The story of Jacques Seysses and Domaine Dujac is well detailed in Clive
Coates’ excellent book. Jacques Seysses’ wealthy father (he owned Biscuits
Belin) bought Domaine Marcel Graillet in Morey-Saint-Denis for his son in
1967. A new domaine was essentially created from scratch and was of high
promise from the beginning. Immediately Seysses looked to acquire vineyard
land to expand the initial 4.5 ha. The first vintage was in 1968, which he
sold off in bulk. The next vintage, 1969, was one of the finest ever at the
domaine. He married in 1973, and decided to leave the family business permanently for a career in
winemaking. By 1997, the domaine owned 11.5 ha in 11 appellations. Besides village Chambolle-
Musigny and Vosne-Romanee, the Premier Crus include Gevrey-Chambertain Les Combottes, Chambolle-
Musigny Les Gruenchers, Vosne-Romanee Les Beaux Monts, and Grand Crus Clos-de-la Roche,
Clos-Saint-Denis, Charmes Chambertain, Bonnes Mares, and Echezeaux. More recently, Allen
Meadows reports that Seysses, in partnership with a number of investors, has purchased 30+ ha of
vineyard land from Domaine Thomas-Moillard including some Chambertin, Romanee St.-Vivant,
Malconsorts (still uncertain), and more Bonnes Mares and Les Beaux Monts.
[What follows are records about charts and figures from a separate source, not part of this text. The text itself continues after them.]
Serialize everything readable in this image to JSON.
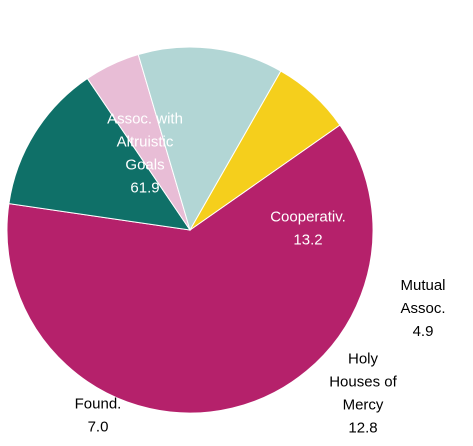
{
  "chart_data": {
    "type": "pie",
    "slices": [
      {
        "name_lines": [
          "Assoc. with",
          "Altruistic",
          "Goals"
        ],
        "value": 61.9,
        "value_label": "61.9",
        "color": "#b5216b"
      },
      {
        "name_lines": [
          "Cooperativ."
        ],
        "value": 13.2,
        "value_label": "13.2",
        "color": "#0f7068"
      },
      {
        "name_lines": [
          "Mutual",
          "Assoc."
        ],
        "value": 4.9,
        "value_label": "4.9",
        "color": "#e8bdd6"
      },
      {
        "name_lines": [
          "Holy",
          "Houses of",
          "Mercy"
        ],
        "value": 12.8,
        "value_label": "12.8",
        "color": "#b2d6d5"
      },
      {
        "name_lines": [
          "Found."
        ],
        "value": 7.0,
        "value_label": "7.0",
        "color": "#f5cf1c"
      }
    ],
    "start_angle_deg": -35,
    "direction": "clockwise",
    "label_color_inside": "#ffffff",
    "label_color_outside": "#000000"
  }
}
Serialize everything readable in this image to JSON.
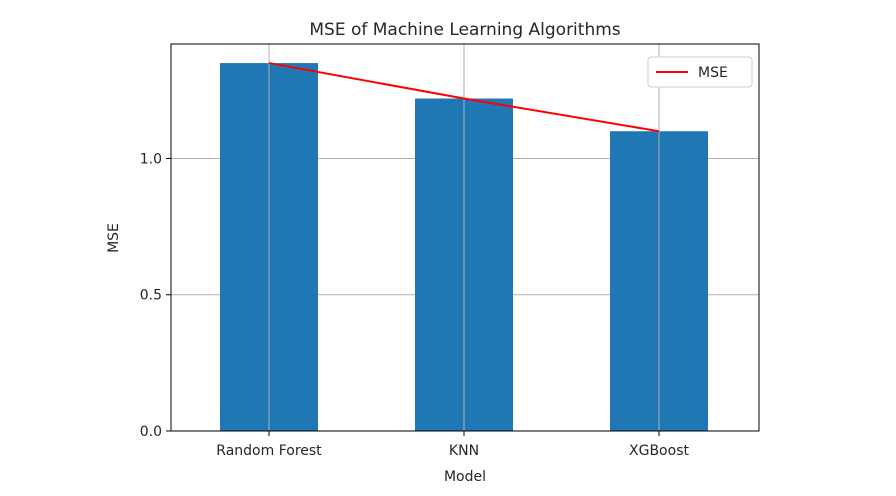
{
  "chart_data": {
    "type": "bar",
    "title": "MSE of Machine Learning Algorithms",
    "xlabel": "Model",
    "ylabel": "MSE",
    "categories": [
      "Random Forest",
      "KNN",
      "XGBoost"
    ],
    "series": [
      {
        "type": "bar",
        "values": [
          1.35,
          1.22,
          1.1
        ],
        "color": "#1f77b4"
      },
      {
        "name": "MSE",
        "type": "line",
        "values": [
          1.35,
          1.22,
          1.1
        ],
        "color": "#ff0000"
      }
    ],
    "ylim": [
      0,
      1.42
    ],
    "yticks": [
      0.0,
      0.5,
      1.0
    ],
    "ytick_labels": [
      "0.0",
      "0.5",
      "1.0"
    ],
    "grid": true,
    "legend_position": "top-right"
  }
}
The first vintage from the
new vineyards will be in 2005. There is also a small negocient operation, Maison Dujac Fils et Père,
which is managed by Jacques’ son, Jeremy. The wines are made from purchased grapes from various
village level appellations and are also of high quality.
What makes Domaine Dujac wines so special? Jacques Seysses was one of the first to recognize the
importance of clones which he prefers over selection massale. Early on, he did considerable replanting
with newer clones. He employs fastidious green harvests. His vineyard manager has been Christophe
Marin since 1987. He vinifies with 100% stems and whole bunches, low-temperature fermentations,
cultured yeasts, and nearly all new Allier French oak. Maybe it is what he doesn’t do that matters.
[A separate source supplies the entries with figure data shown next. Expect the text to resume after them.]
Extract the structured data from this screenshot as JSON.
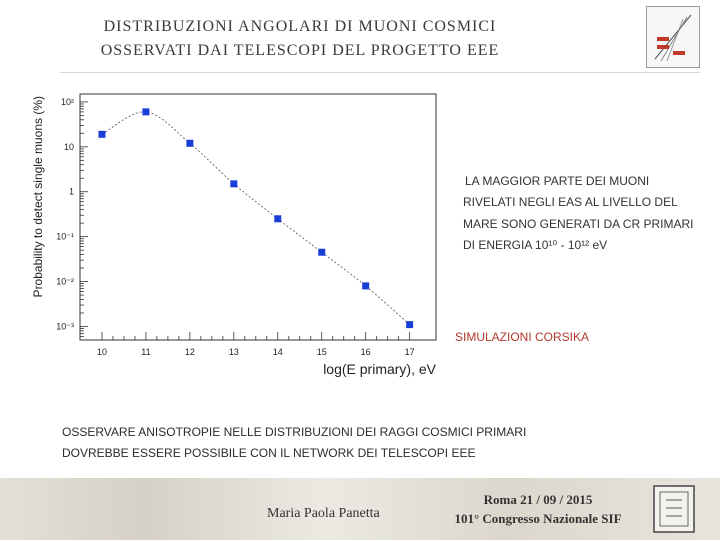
{
  "slide": {
    "title_line1": "DISTRIBUZIONI ANGOLARI DI MUONI COSMICI",
    "title_line2": "OSSERVATI DAI TELESCOPI DEL PROGETTO EEE",
    "side_text": {
      "line1": "LA MAGGIOR PARTE DEI MUONI",
      "line2": "RIVELATI NEGLI EAS AL LIVELLO DEL",
      "line3": "MARE SONO GENERATI DA CR PRIMARI",
      "line4": "DI ENERGIA 10¹⁰ - 10¹² eV"
    },
    "simulation_label": "SIMULAZIONI CORSIKA",
    "observation_line1": "OSSERVARE ANISOTROPIE NELLE DISTRIBUZIONI DEI RAGGI COSMICI PRIMARI",
    "observation_line2": "DOVREBBE ESSERE POSSIBILE CON IL NETWORK DEI TELESCOPI EEE",
    "author": "Maria Paola Panetta",
    "date": "Roma 21 / 09 / 2015",
    "conference": "101° Congresso Nazionale SIF"
  },
  "chart_data": {
    "type": "scatter",
    "x": [
      10,
      11,
      12,
      13,
      14,
      15,
      16,
      17
    ],
    "y": [
      19,
      60,
      12,
      1.5,
      0.25,
      0.045,
      0.008,
      0.0011
    ],
    "xlabel": "log(E primary), eV",
    "ylabel": "Probability to detect single muons (%)",
    "xlim": [
      9.5,
      17.6
    ],
    "ylim": [
      0.0005,
      150
    ],
    "y_scale": "log",
    "x_ticks": [
      "10",
      "11",
      "12",
      "13",
      "14",
      "15",
      "16",
      "17"
    ],
    "y_ticks": [
      {
        "value": 100,
        "label": "10²"
      },
      {
        "value": 10,
        "label": "10"
      },
      {
        "value": 1,
        "label": "1"
      },
      {
        "value": 0.1,
        "label": "10⁻¹"
      },
      {
        "value": 0.01,
        "label": "10⁻²"
      },
      {
        "value": 0.001,
        "label": "10⁻³"
      }
    ],
    "grid": false,
    "marker_color": "#1a3fd8",
    "curve": "smooth-fit"
  }
}
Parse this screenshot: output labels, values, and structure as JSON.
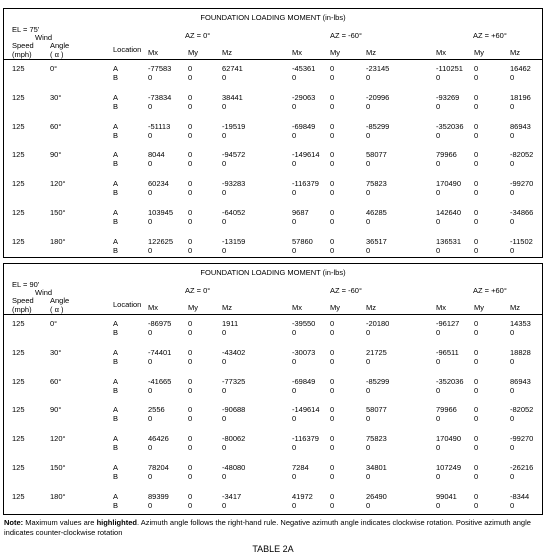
{
  "tables": [
    {
      "title": "FOUNDATION LOADING MOMENT (in-lbs)",
      "elevation": "EL = 75'",
      "wind": "Wind",
      "speed": "Speed",
      "speed_unit": "(mph)",
      "angle": "Angle",
      "angle_unit": "( α )",
      "location": "Location",
      "azimuths": [
        "AZ = 0°",
        "AZ = -60°",
        "AZ = +60°"
      ],
      "moments": [
        "Mx",
        "My",
        "Mz",
        "Mx",
        "My",
        "Mz",
        "Mx",
        "My",
        "Mz"
      ],
      "groups": [
        {
          "speed": "125",
          "angle": "0°",
          "rows": [
            [
              "A",
              "-77583",
              "0",
              "62741",
              "-45361",
              "0",
              "-23145",
              "-110251",
              "0",
              "16462"
            ],
            [
              "B",
              "0",
              "0",
              "0",
              "0",
              "0",
              "0",
              "0",
              "0",
              "0"
            ]
          ]
        },
        {
          "speed": "125",
          "angle": "30°",
          "rows": [
            [
              "A",
              "-73834",
              "0",
              "38441",
              "-29063",
              "0",
              "-20996",
              "-93269",
              "0",
              "18196"
            ],
            [
              "B",
              "0",
              "0",
              "0",
              "0",
              "0",
              "0",
              "0",
              "0",
              "0"
            ]
          ]
        },
        {
          "speed": "125",
          "angle": "60°",
          "rows": [
            [
              "A",
              "-51113",
              "0",
              "-19519",
              "-69849",
              "0",
              "-85299",
              "-352036",
              "0",
              "86943"
            ],
            [
              "B",
              "0",
              "0",
              "0",
              "0",
              "0",
              "0",
              "0",
              "0",
              "0"
            ]
          ]
        },
        {
          "speed": "125",
          "angle": "90°",
          "rows": [
            [
              "A",
              "8044",
              "0",
              "-94572",
              "-149614",
              "0",
              "58077",
              "79966",
              "0",
              "-82052"
            ],
            [
              "B",
              "0",
              "0",
              "0",
              "0",
              "0",
              "0",
              "0",
              "0",
              "0"
            ]
          ]
        },
        {
          "speed": "125",
          "angle": "120°",
          "rows": [
            [
              "A",
              "60234",
              "0",
              "-93283",
              "-116379",
              "0",
              "75823",
              "170490",
              "0",
              "-99270"
            ],
            [
              "B",
              "0",
              "0",
              "0",
              "0",
              "0",
              "0",
              "0",
              "0",
              "0"
            ]
          ]
        },
        {
          "speed": "125",
          "angle": "150°",
          "rows": [
            [
              "A",
              "103945",
              "0",
              "-64052",
              "9687",
              "0",
              "46285",
              "142640",
              "0",
              "-34866"
            ],
            [
              "B",
              "0",
              "0",
              "0",
              "0",
              "0",
              "0",
              "0",
              "0",
              "0"
            ]
          ]
        },
        {
          "speed": "125",
          "angle": "180°",
          "rows": [
            [
              "A",
              "122625",
              "0",
              "-13159",
              "57860",
              "0",
              "36517",
              "136531",
              "0",
              "-11502"
            ],
            [
              "B",
              "0",
              "0",
              "0",
              "0",
              "0",
              "0",
              "0",
              "0",
              "0"
            ]
          ]
        }
      ]
    },
    {
      "title": "FOUNDATION LOADING MOMENT (in-lbs)",
      "elevation": "EL = 90'",
      "wind": "Wind",
      "speed": "Speed",
      "speed_unit": "(mph)",
      "angle": "Angle",
      "angle_unit": "( α )",
      "location": "Location",
      "azimuths": [
        "AZ = 0°",
        "AZ = -60°",
        "AZ = +60°"
      ],
      "moments": [
        "Mx",
        "My",
        "Mz",
        "Mx",
        "My",
        "Mz",
        "Mx",
        "My",
        "Mz"
      ],
      "groups": [
        {
          "speed": "125",
          "angle": "0°",
          "rows": [
            [
              "A",
              "-86975",
              "0",
              "1911",
              "-39550",
              "0",
              "-20180",
              "-96127",
              "0",
              "14353"
            ],
            [
              "B",
              "0",
              "0",
              "0",
              "0",
              "0",
              "0",
              "0",
              "0",
              "0"
            ]
          ]
        },
        {
          "speed": "125",
          "angle": "30°",
          "rows": [
            [
              "A",
              "-74401",
              "0",
              "-43402",
              "-30073",
              "0",
              "21725",
              "-96511",
              "0",
              "18828"
            ],
            [
              "B",
              "0",
              "0",
              "0",
              "0",
              "0",
              "0",
              "0",
              "0",
              "0"
            ]
          ]
        },
        {
          "speed": "125",
          "angle": "60°",
          "rows": [
            [
              "A",
              "-41665",
              "0",
              "-77325",
              "-69849",
              "0",
              "-85299",
              "-352036",
              "0",
              "86943"
            ],
            [
              "B",
              "0",
              "0",
              "0",
              "0",
              "0",
              "0",
              "0",
              "0",
              "0"
            ]
          ]
        },
        {
          "speed": "125",
          "angle": "90°",
          "rows": [
            [
              "A",
              "2556",
              "0",
              "-90688",
              "-149614",
              "0",
              "58077",
              "79966",
              "0",
              "-82052"
            ],
            [
              "B",
              "0",
              "0",
              "0",
              "0",
              "0",
              "0",
              "0",
              "0",
              "0"
            ]
          ]
        },
        {
          "speed": "125",
          "angle": "120°",
          "rows": [
            [
              "A",
              "46426",
              "0",
              "-80062",
              "-116379",
              "0",
              "75823",
              "170490",
              "0",
              "-99270"
            ],
            [
              "B",
              "0",
              "0",
              "0",
              "0",
              "0",
              "0",
              "0",
              "0",
              "0"
            ]
          ]
        },
        {
          "speed": "125",
          "angle": "150°",
          "rows": [
            [
              "A",
              "78204",
              "0",
              "-48080",
              "7284",
              "0",
              "34801",
              "107249",
              "0",
              "-26216"
            ],
            [
              "B",
              "0",
              "0",
              "0",
              "0",
              "0",
              "0",
              "0",
              "0",
              "0"
            ]
          ]
        },
        {
          "speed": "125",
          "angle": "180°",
          "rows": [
            [
              "A",
              "89399",
              "0",
              "-3417",
              "41972",
              "0",
              "26490",
              "99041",
              "0",
              "-8344"
            ],
            [
              "B",
              "0",
              "0",
              "0",
              "0",
              "0",
              "0",
              "0",
              "0",
              "0"
            ]
          ]
        }
      ]
    }
  ],
  "note": {
    "label": "Note:",
    "text1": "Maximum values are",
    "emphasis": "highlighted",
    "text2": ". Azimuth angle follows the right-hand rule. Negative azimuth angle indicates clockwise rotation. Positive azimuth angle indicates counter-clockwise rotation"
  },
  "caption": "TABLE 2A"
}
He says, “I see myself as a doctor. I’m there in case of trouble. But I am not there to change nature.”
At a tasting of 1990 Burgundies last year, with many Grand Crus present, the Dujac Chambolle-
Musigny Les Gruenchers was clearly the finest wine. More recently at a tasting of 15 Burgundies from
1996 to 1999 vintages, the 1997 Dujac Gevry-Chambertain Les Combottes (Premier Cru) and the 1999
Dujac Clos de la Roche (Grand Cru) were the standouts. My notes on Les Combottes say “drinking
beautifully, especially notable lingering finish featuring sandalwood and caramel.” On the Clos de la
Roche I said, “gorgeous nose, makes me want to dive in, big, young, intense but silky smooth, perfect
balance, infanticide.” More recently I attended a tasting organized by Greg Saunders, winemaker at
White Rose Vineyards in Oregon. We tasted blind 3 vintages of DRC Richebourg (2000, 2001, 2002)
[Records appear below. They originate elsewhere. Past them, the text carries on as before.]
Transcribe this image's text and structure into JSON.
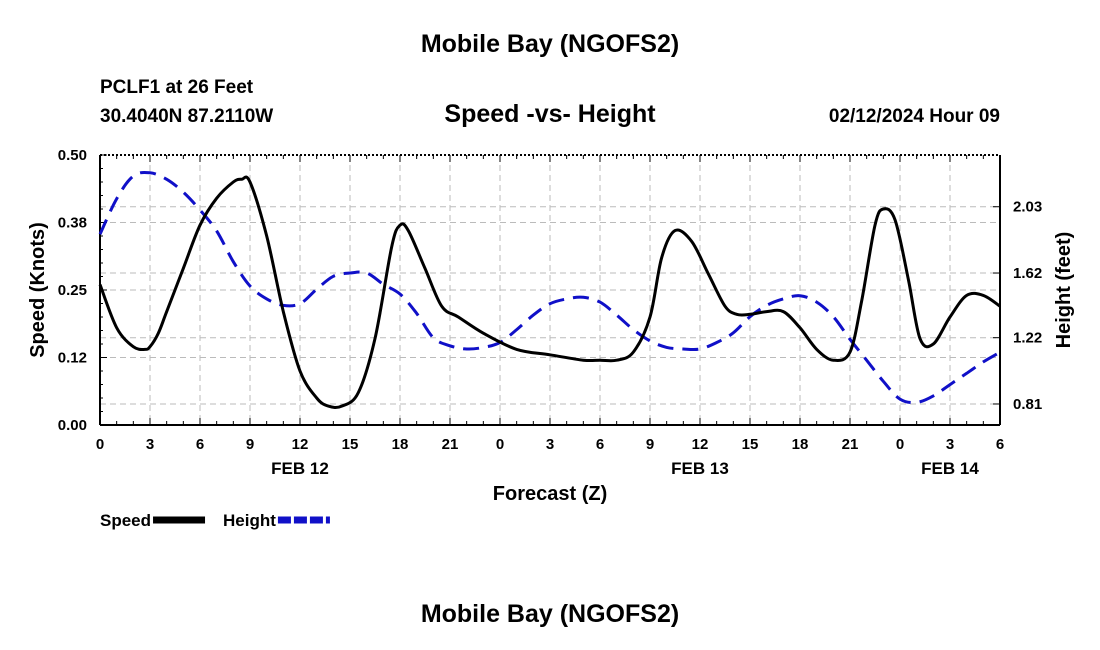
{
  "header": {
    "title": "Mobile Bay (NGOFS2)",
    "station": "PCLF1 at 26 Feet",
    "coords": "30.4040N  87.2110W",
    "subtitle": "Speed -vs- Height",
    "datetime": "02/12/2024 Hour 09",
    "bottom_title": "Mobile Bay (NGOFS2)"
  },
  "chart_data": {
    "type": "line",
    "title": "Speed -vs- Height",
    "xlabel": "Forecast (Z)",
    "ylabel_left": "Speed (Knots)",
    "ylabel_right": "Height (feet)",
    "x_unit": "hours since FEB 12 00Z",
    "xlim": [
      0,
      54
    ],
    "ylim_left": [
      0,
      0.5
    ],
    "ylim_right": [
      0.68,
      2.35
    ],
    "x_ticks": [
      0,
      3,
      6,
      9,
      12,
      15,
      18,
      21,
      24,
      27,
      30,
      33,
      36,
      39,
      42,
      45,
      48,
      51,
      54
    ],
    "x_tick_labels": [
      "0",
      "3",
      "6",
      "9",
      "12",
      "15",
      "18",
      "21",
      "0",
      "3",
      "6",
      "9",
      "12",
      "15",
      "18",
      "21",
      "0",
      "3",
      "6"
    ],
    "y_left_ticks": [
      0,
      0.125,
      0.25,
      0.375,
      0.5
    ],
    "y_left_tick_labels": [
      "0.00",
      "0.12",
      "0.25",
      "0.38",
      "0.50"
    ],
    "y_right_ticks": [
      0.81,
      1.22,
      1.62,
      2.03
    ],
    "y_right_tick_labels": [
      "0.81",
      "1.22",
      "1.62",
      "2.03"
    ],
    "date_labels": [
      {
        "x": 12,
        "label": "FEB 12"
      },
      {
        "x": 36,
        "label": "FEB 13"
      },
      {
        "x": 51,
        "label": "FEB 14"
      }
    ],
    "grid": true,
    "series": [
      {
        "name": "Speed",
        "axis": "left",
        "color": "#000000",
        "style": "solid",
        "x": [
          0,
          1,
          2,
          2.7,
          3,
          3.5,
          4,
          5,
          6,
          7,
          8,
          8.5,
          9,
          10,
          11,
          12,
          13,
          13.7,
          14.5,
          15.5,
          16.5,
          17.5,
          18,
          18.5,
          19.5,
          20.5,
          21.5,
          23,
          25,
          27,
          29,
          30,
          31,
          32,
          33,
          33.7,
          34.5,
          35.5,
          36.5,
          37.5,
          38.2,
          39,
          40,
          41,
          42,
          43,
          44,
          45,
          45.7,
          46.5,
          47,
          47.7,
          48.5,
          49.2,
          50,
          51,
          52,
          53,
          54
        ],
        "values": [
          0.26,
          0.18,
          0.145,
          0.14,
          0.145,
          0.17,
          0.21,
          0.29,
          0.37,
          0.42,
          0.45,
          0.455,
          0.45,
          0.35,
          0.21,
          0.1,
          0.05,
          0.035,
          0.035,
          0.06,
          0.16,
          0.33,
          0.37,
          0.36,
          0.29,
          0.22,
          0.2,
          0.17,
          0.14,
          0.13,
          0.12,
          0.12,
          0.12,
          0.135,
          0.2,
          0.31,
          0.36,
          0.34,
          0.28,
          0.22,
          0.205,
          0.205,
          0.21,
          0.21,
          0.18,
          0.14,
          0.12,
          0.135,
          0.23,
          0.37,
          0.4,
          0.38,
          0.27,
          0.16,
          0.15,
          0.2,
          0.24,
          0.24,
          0.22
        ]
      },
      {
        "name": "Height",
        "axis": "right",
        "color": "#1010c8",
        "style": "dashed",
        "x": [
          0,
          1,
          2,
          3,
          4,
          5,
          6,
          7,
          8,
          9,
          10,
          11,
          12,
          13,
          14,
          15,
          16,
          17,
          18,
          19,
          20,
          21,
          22,
          23,
          24,
          25,
          26,
          27,
          28,
          29,
          30,
          31,
          32,
          33,
          34,
          35,
          36,
          37,
          38,
          39,
          40,
          41,
          42,
          43,
          44,
          45,
          46,
          47,
          48,
          49,
          50,
          51,
          52,
          53,
          54
        ],
        "values": [
          1.86,
          2.08,
          2.22,
          2.24,
          2.2,
          2.12,
          2.01,
          1.88,
          1.69,
          1.54,
          1.46,
          1.42,
          1.43,
          1.52,
          1.6,
          1.62,
          1.62,
          1.55,
          1.49,
          1.37,
          1.22,
          1.17,
          1.15,
          1.16,
          1.19,
          1.27,
          1.36,
          1.43,
          1.46,
          1.47,
          1.44,
          1.36,
          1.27,
          1.2,
          1.16,
          1.15,
          1.15,
          1.19,
          1.25,
          1.35,
          1.42,
          1.46,
          1.48,
          1.44,
          1.35,
          1.21,
          1.08,
          0.95,
          0.84,
          0.82,
          0.86,
          0.93,
          1.0,
          1.07,
          1.13
        ]
      }
    ],
    "legend": [
      {
        "label": "Speed",
        "color": "#000000",
        "style": "solid"
      },
      {
        "label": "Height",
        "color": "#1010c8",
        "style": "dashed"
      }
    ],
    "legend_position": "bottom-left"
  }
}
and 3 producers of Clos de la Roche from the 2002 vintage (Drouhin, Dujac, Laurent). The tasting was
part of an ongoing project of Greg’s to follow the development of Grand Cru wines over their evolution
through the years. The Dujac Clos de la Roche was an outrageous wine that clearly overshadowed
every other wine in the tasting by my measure (and the opinion of several others). Some of the comments
on the wine were, “voluptuous nose of cherry, spice, cinnamon, rich structure of red and blue
fruits, impeccable balance, taste lingered, iron minerality, plentiful ripe tannins, delicious, perfect.
Domaine Dujac wines are distributed in the United States by
Wilson-Daniels Ltd and Chambers & Chambers (Southern
California). The 1999 and 2002 vintages were unrivaled. For the
2004 vintage, which Jacques Sessyes characterizes as “good but
not great,” Morey-Saint-Denis and Chambolle-Musigny Villages
are priced around $50, the Premier Crus from $110 to $150, and
the Grand Crus $150-225. Do not ignore so-called off years like
1997 and 2000 where the wines are considerably less expensive
but still charming and more approachable now. Finding the
wines can take some research and a good wine retailer can be invaluable. Internet search engines
such as www.winecap.com and www.wine-searcher.com can be very helptful.